For instance the nemesis in the Snowpiercer movie is a human being – an oligarch; not a god
The loco-slavery system they live in is a human construction
And the world they are in is a human destroyed world; destroyed by the free market pursuit of private profit
(Our real world is currently free marketeering its way towards a biospheric crisis which may destroy our civilisation)
The people in that bizarre fictional world (as in our real world) are each other's tormentors.
Gnosticism is also elitist.
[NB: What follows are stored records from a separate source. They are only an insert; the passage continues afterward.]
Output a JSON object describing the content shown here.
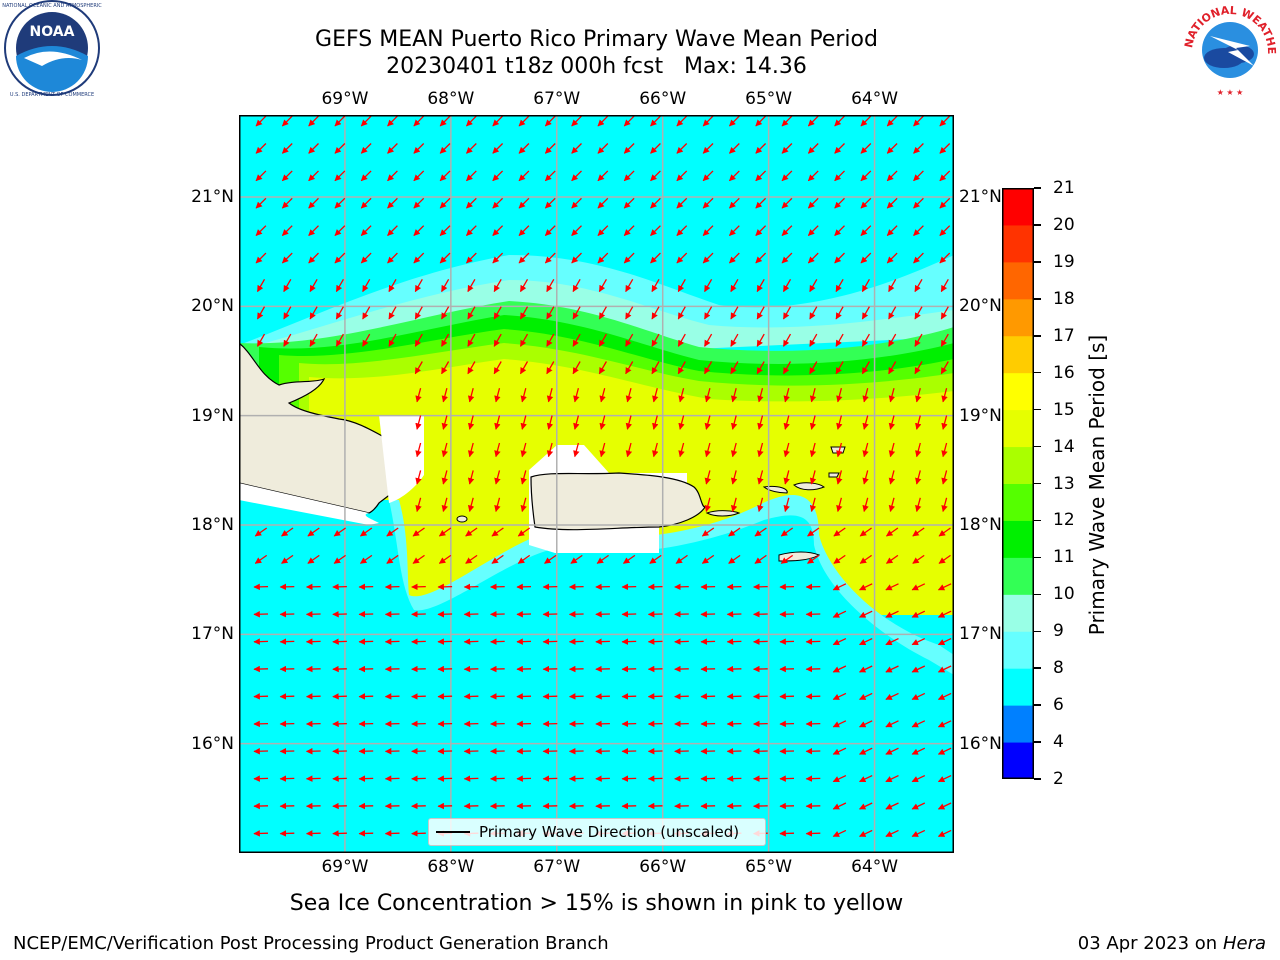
{
  "title": {
    "line1": "GEFS MEAN Puerto Rico Primary Wave Mean Period",
    "line2": "20230401 t18z 000h fcst   Max: 14.36"
  },
  "logos": {
    "left": {
      "icon": "noaa-logo",
      "text": "NOAA",
      "ring_text": "NATIONAL OCEANIC AND ATMOSPHERIC ADMINISTRATION · U.S. DEPARTMENT OF COMMERCE"
    },
    "right": {
      "icon": "nws-logo",
      "ring_text": "NATIONAL WEATHER SERVICE"
    }
  },
  "map": {
    "lon_ticks": [
      "69°W",
      "68°W",
      "67°W",
      "66°W",
      "65°W",
      "64°W"
    ],
    "lat_ticks": [
      "21°N",
      "20°N",
      "19°N",
      "18°N",
      "17°N",
      "16°N"
    ],
    "lon_values": [
      -69,
      -68,
      -67,
      -66,
      -65,
      -64
    ],
    "lat_values": [
      21,
      20,
      19,
      18,
      17,
      16
    ],
    "extent": {
      "lon_min": -70.0,
      "lon_max": -63.25,
      "lat_min": 15.0,
      "lat_max": 21.75
    },
    "land_color": "#efecdc",
    "ocean_base_color": "#00ffff",
    "arrow_color": "#ff0000",
    "legend_label": "Primary Wave Direction (unscaled)"
  },
  "colorbar": {
    "label": "Primary Wave Mean Period [s]",
    "ticks": [
      "2",
      "4",
      "6",
      "8",
      "9",
      "10",
      "11",
      "12",
      "13",
      "14",
      "15",
      "16",
      "17",
      "18",
      "19",
      "20",
      "21"
    ],
    "bins": [
      {
        "lo": 2,
        "hi": 4,
        "color": "#0000ff"
      },
      {
        "lo": 4,
        "hi": 6,
        "color": "#0080ff"
      },
      {
        "lo": 6,
        "hi": 8,
        "color": "#00ffff"
      },
      {
        "lo": 8,
        "hi": 9,
        "color": "#66ffff"
      },
      {
        "lo": 9,
        "hi": 10,
        "color": "#99ffe6"
      },
      {
        "lo": 10,
        "hi": 11,
        "color": "#33ff55"
      },
      {
        "lo": 11,
        "hi": 12,
        "color": "#00f000"
      },
      {
        "lo": 12,
        "hi": 13,
        "color": "#55ff00"
      },
      {
        "lo": 13,
        "hi": 14,
        "color": "#aaff00"
      },
      {
        "lo": 14,
        "hi": 15,
        "color": "#e6ff00"
      },
      {
        "lo": 15,
        "hi": 16,
        "color": "#ffff00"
      },
      {
        "lo": 16,
        "hi": 17,
        "color": "#ffcc00"
      },
      {
        "lo": 17,
        "hi": 18,
        "color": "#ff9900"
      },
      {
        "lo": 18,
        "hi": 19,
        "color": "#ff6600"
      },
      {
        "lo": 19,
        "hi": 20,
        "color": "#ff3300"
      },
      {
        "lo": 20,
        "hi": 21,
        "color": "#ff0000"
      }
    ]
  },
  "subtitle": "Sea Ice Concentration > 15% is shown in pink to yellow",
  "footer": {
    "left": "NCEP/EMC/Verification Post Processing Product Generation Branch",
    "right_prefix": "03 Apr 2023 on ",
    "right_host": "Hera"
  }
}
If you read up on it a bit you will come across many casual references to how certain souls or individuals are of some higher origin and nature that makes them inherently gnostic and superior to the rabble in the prison yard….or at the back of the train?
I'd agree that it's better to start with what we know and deal with that rather than assume a vast interdimensional conspiracy to explain the evils of the world.
I would note that Gnosticism has many strains, so it's not inherently elitist though I'd agree there is a fantasy maintained in it that people in the know can see the correct conspiracies the "sheeple" can't.
If you look at Elaine Pagel's The Gnostic Gospels you'll note that rather than a priesthood claiming to pass on the once-in-history revelations of Christ there's the idea that what's important is one's personal experience of Christ (or, arguably, Christ-consciousness).
Additionally in this thread I quoted Raj Sisodia who argues every aspect of creation can be saved, including the Archons.
Also religions that give everyone a choice to pick the "correct" faith seem to have helped perpetuated a great many horrors - slavery, Holocaust, 9/11, Boko Haram...Not sure the elitism of the Gnostics is worse than that?
Not sure how I managed to post that comment on Gnosticism in the wrong forum ...Doh!
You are right about gnosticism having many strains
And all religions are elitist
You are right about that too
I have a worldview and spiritual philosophy which is life-positive and world-positive
while not being world-centred or materialist or anything like that
Life on Earth is part of a bigger cosmic picture
I dont think we are born to escape life or the world
Perhaps the saccharine view is in itself a misrepresentation. There are many meanings to the word "love" but I'm not sure we should choose from amongst them, the meaning may be something not understood.Hermeticism, which accepts the state of things as a sort of mystical accident, might be a happy medium between Gnosticism's demonic gods and the more saccharine ideas of Love being the Answer?
I think Gnosticism as a world view can be rather melodramatic and overly paranoid.
However as a hypothesis it does try to offer reasoned explanations for the odd nature of reality we find ourselves in if consciousness is immaterial, we have souls, and Psi is real.
Hermeticism, which accepts the state of things as a sort of mystical accident, might be a happy medium between Gnosticism's demonic gods and the more saccharine ideas of Love being the Answer?